The Appellate Division has been clear '"[l]eave to amend pleadings should be freely granted in the absence of prejudice or surprise so long as the proposed amendment is not palpably insufficient as a matter of law'" (Olam Corp, v Thayer, 2021 WL 408232, 2021 NY Slip Op 30345[U], *2 [Sup Ct, NY County 2021], quoting Mashinsky v Drescher, 188 A.D.3d 465, 465 [1st Dept 2000] [emphasis in original]). In other words, "[a] proposed amended complaint that would be subject to dismissal as a matter of law is, by definition, 'palpably insufficient or clearly devoid of merit' and thus should not be permitted under CPLR 3025" (Olam Corp., 2021 NY Slip Op 30345[U], *3-4 [emphasis in original]).
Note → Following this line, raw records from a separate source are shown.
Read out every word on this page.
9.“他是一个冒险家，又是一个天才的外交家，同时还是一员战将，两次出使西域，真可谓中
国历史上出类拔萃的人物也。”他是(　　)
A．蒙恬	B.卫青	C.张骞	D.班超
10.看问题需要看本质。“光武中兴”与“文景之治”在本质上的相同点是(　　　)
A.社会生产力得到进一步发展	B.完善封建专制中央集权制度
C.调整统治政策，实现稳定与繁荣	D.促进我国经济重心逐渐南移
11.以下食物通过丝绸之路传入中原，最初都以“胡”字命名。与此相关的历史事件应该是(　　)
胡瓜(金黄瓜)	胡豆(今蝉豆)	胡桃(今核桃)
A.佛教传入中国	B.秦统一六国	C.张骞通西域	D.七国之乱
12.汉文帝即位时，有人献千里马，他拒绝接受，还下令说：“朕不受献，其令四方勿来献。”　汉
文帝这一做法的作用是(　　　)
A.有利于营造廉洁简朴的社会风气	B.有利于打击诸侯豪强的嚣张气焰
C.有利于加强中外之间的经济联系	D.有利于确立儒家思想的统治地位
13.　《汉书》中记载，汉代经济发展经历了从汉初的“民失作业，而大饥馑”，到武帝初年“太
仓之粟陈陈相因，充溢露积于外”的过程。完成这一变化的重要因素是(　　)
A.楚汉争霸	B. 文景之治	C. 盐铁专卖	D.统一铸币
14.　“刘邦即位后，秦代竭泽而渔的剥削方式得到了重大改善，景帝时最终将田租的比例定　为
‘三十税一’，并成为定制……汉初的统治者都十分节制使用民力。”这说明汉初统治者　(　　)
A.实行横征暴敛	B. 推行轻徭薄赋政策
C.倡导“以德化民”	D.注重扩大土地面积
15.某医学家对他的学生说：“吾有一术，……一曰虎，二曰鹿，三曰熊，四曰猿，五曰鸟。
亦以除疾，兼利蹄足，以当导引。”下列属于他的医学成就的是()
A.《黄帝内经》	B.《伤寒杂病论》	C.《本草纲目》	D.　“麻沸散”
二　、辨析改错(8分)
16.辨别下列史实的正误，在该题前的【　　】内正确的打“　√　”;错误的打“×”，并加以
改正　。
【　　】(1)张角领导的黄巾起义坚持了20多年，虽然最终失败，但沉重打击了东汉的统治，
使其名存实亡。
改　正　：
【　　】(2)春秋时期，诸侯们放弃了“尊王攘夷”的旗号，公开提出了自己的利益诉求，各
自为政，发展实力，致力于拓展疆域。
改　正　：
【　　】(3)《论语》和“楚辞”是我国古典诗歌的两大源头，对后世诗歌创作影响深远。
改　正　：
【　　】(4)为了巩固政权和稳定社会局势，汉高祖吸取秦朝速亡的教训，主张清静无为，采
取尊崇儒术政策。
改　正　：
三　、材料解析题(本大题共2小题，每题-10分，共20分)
Simply put, Fidessa is not correct that the proposed Second Amended and Supplemental Complaint (the SAC) is palpably insufficient or utterly devoid of merit as a matter of law. The additional allegations in the SAC, including the December 30, 2022 e-mail from Kunal Gullapalli, are relevant and bolster S3's allegations as to nature of Fidessa's second tranche investment - i.e., that Fidessa viewed it as an investment and not a loan (ex D [NYSCEF Doc No. 86] to affirmation of A.J. Monaco, Esq. in support [NYSCEF Doc No. 82]). In addition, paragraphs 70 and 89 of the SAC include more detailed allegations regarding the harm Fidessa's alleged breach caused to S3's operations and the ensuing efforts and expenditures incurred obtain replacement financing in August 2023. Thus, the motion must be granted.
The Court has considered Fidessa's remaining arguments and finds them unavailing.
Accordingly, it is hereby
ORDERED that defendant Fidessa's motion to strike, pursuant to CPLR 3024(b), and for reimbursement of costs and fees, pursuant to 22 NYCRR Section 130-1.1, is denied; and it is further
ORDERED that defendant Fidessa's motion to dismiss plaintiff S3's AC is denied; and it is further
ORDERED that plaintiff S3's motion for leave to amend the amended complaint is granted, and that the SAC shall be deemed served upon service of a copy of the decision and order with notice of entry thereof; and it is further
ORDERED that defendant Fidessa shall serve an answer to the SAC or otherwise respond thereto within 20 days from the date of said service; and it is further
ORDERED that counsel are directed to appear for a preliminary conference in Room 238 of this Court, at 60 Centre Street, on April 15, 2024, at 11:30am.